Alors que la capitale burkinabè, Ouagadougou, a été le théâtre de violences jeudi, l’armée a annoncé la dissolution du gouvernement et de l’Asemblée et instauré un couvre feu. De son côté, le président contesté Blaise Compaoré s’accroche au pouvoir. Que peut-il se passer dans les prochaines heures?
Les jours de Blaise Compaoré à la tête du Burkina Faso sont-ils comptés? Vendredi, Ouagadougou, la capitale du pays, est toujours le théâtre de violences et d’émeutes, alors que la veille devait être voté un projet de révision constitutionnelle portant de deux à trois le nombre maximum de quinquennats présidentiels. Blaise Compaoré, arrivé aux affaires il y a 27 ans, a déjà fait deux septennats, de 1992 à 2005, et deux quinquennats, de 2005 à 2015.

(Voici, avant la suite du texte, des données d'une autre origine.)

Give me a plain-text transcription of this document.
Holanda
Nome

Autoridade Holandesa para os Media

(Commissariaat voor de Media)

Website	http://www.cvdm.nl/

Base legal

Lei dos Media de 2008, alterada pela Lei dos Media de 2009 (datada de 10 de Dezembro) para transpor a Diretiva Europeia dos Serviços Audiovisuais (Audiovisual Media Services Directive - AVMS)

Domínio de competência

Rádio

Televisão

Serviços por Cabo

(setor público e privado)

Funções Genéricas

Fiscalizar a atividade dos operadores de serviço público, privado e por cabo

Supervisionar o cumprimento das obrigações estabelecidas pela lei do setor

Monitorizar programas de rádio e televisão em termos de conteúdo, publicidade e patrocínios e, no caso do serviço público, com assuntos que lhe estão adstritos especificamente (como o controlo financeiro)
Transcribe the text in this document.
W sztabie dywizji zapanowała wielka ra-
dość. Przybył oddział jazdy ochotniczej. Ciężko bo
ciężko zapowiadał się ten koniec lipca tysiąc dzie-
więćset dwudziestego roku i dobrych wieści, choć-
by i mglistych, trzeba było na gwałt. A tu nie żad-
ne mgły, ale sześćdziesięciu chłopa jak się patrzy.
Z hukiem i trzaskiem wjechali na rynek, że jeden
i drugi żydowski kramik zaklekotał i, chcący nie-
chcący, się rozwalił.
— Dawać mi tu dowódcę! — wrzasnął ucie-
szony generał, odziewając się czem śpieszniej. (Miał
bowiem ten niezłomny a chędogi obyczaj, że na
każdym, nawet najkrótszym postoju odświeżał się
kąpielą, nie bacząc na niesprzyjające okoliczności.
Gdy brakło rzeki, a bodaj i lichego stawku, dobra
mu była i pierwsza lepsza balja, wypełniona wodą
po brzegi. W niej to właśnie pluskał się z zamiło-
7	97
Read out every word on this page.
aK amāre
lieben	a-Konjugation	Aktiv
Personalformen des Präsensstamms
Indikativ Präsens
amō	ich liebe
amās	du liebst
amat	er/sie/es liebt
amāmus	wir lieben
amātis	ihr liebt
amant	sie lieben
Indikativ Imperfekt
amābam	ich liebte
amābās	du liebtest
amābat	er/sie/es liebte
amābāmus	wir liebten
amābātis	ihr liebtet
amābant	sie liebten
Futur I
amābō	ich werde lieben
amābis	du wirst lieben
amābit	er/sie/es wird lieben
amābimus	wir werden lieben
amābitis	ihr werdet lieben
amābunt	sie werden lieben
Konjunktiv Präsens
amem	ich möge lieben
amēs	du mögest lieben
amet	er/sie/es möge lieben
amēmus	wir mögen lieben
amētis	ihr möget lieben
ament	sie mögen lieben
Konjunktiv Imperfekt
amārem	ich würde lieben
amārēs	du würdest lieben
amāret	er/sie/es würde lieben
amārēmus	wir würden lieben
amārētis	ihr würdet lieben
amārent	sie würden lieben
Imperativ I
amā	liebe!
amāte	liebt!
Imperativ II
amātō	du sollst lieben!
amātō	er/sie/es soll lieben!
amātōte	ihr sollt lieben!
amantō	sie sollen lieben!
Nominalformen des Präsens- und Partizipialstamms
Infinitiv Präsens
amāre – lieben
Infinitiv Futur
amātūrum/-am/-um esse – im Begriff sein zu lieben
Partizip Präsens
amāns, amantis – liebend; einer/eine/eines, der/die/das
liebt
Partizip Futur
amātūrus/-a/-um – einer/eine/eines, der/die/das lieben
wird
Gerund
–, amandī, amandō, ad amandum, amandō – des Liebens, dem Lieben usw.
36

Les militaires sont-ils aux côtés de Blaise Compaoré ou roulent-ils pour eux-mêmes?
“Blaise Compaoré est un militaire, et il avait une garde extrêmement proche de lui. Ceci étant, il y a beaucoup de symptômes qui montrent que l’armée, ou au moins un certain nombre de ses responsables, se sont plutôt mis du côté des manifestants. Dans la mesure où ils n’ont pas voulu tirer sur la foule et ont permis que le Parlement soit incendié, que la télévision soit occupée et également incendiée, il semblerait qu’il y ait eu un accord entre la rue et l’armée, ou que l’armée n’ait pas voulu aller jusqu’au soutien du président Compaoré. Je pense qu’il y a eu un accord entre une partie des dirigeants de l’opposition et l’armée, qui elle-même est divisée”.
Blaise Compaoré est-il hors jeu?
“Compaoré est un fin politique mais c’est quand même quelqu’un qui est là depuis 27 ans. On sait très bien que les jeunes ne veulent plus de gérontocrates et de présidents à vie. Blaise Compaoré a fait une erreur en voulant faire passer son texte de révision constitutionnelle. Il a échoué. Je pense qu’il a peu de chances de rester au pouvoir. Il y a déjà eu, en 2011, des mutineries de l’armée et des oppositions au pouvoir. La société civile burkinabè est organisée, a une tradition politique et de vraies règles démocratiques. Il n’y a pas d’ethnicité ni de phénomène religieux qui domine les partis politiques. Aussi, je pense que l’armée se montrera plutôt républicaine, en signant, par exemple, un accord avec l’opposition. Et Blaise Compaoré sera alors obligé de partir.”
Quel peut-être le rôle de la France et des Occidentaux dans le règlement de cette crise?
“Il est évident que la France, ou les Etats-Unis, ne doivent pas intervenir, et ne doivent pas soutenir les parties. C’est un problème de Burkinabè. Mais on ne peut effectivement pas oublier que le Burkina Faso est stratégique, qu’une partie du dispositif Barkhane de l’armée française se trouve actuellement à Ouagadougou, que des militaires américains s’y trouvent aussi, que les Français et les Américains sont des alliés du pays, et que Blaise Compaoré a toujours été un médiateur stratégique dans plusieurs crises africaines, notamment les crises ivoirienne et malienne. La France comme les Etats-Unis ne peuvent donc pas se désintéresser de la situation, et ne peuvent en aucun cas permettre un chaos. Je pense qu’il y aura une très grande réserve, et que la solution sera celle d’un gouvernement transitoire sur fond d’accord avec l’armée.”
Blaise Compaoré est arrivé au pouvoir par un coup d’Etat. Place aujourd’hui à la démocratie?
“Si l’armée s’engage, elle est crédible. Au Burkina Faso, il n’y aura pas un maintien au pouvoir de militaires. C’est d’ailleurs sûrement la solution la moins souhaitée par l’armée, je ne pense pas qu’elle tienne à faire un coup d’Etat. Elle veut avant tout la stabilité et la sécurité du pays, d’autant plus que le Burkina Faso se trouve géographiquement dans une zone très instable.”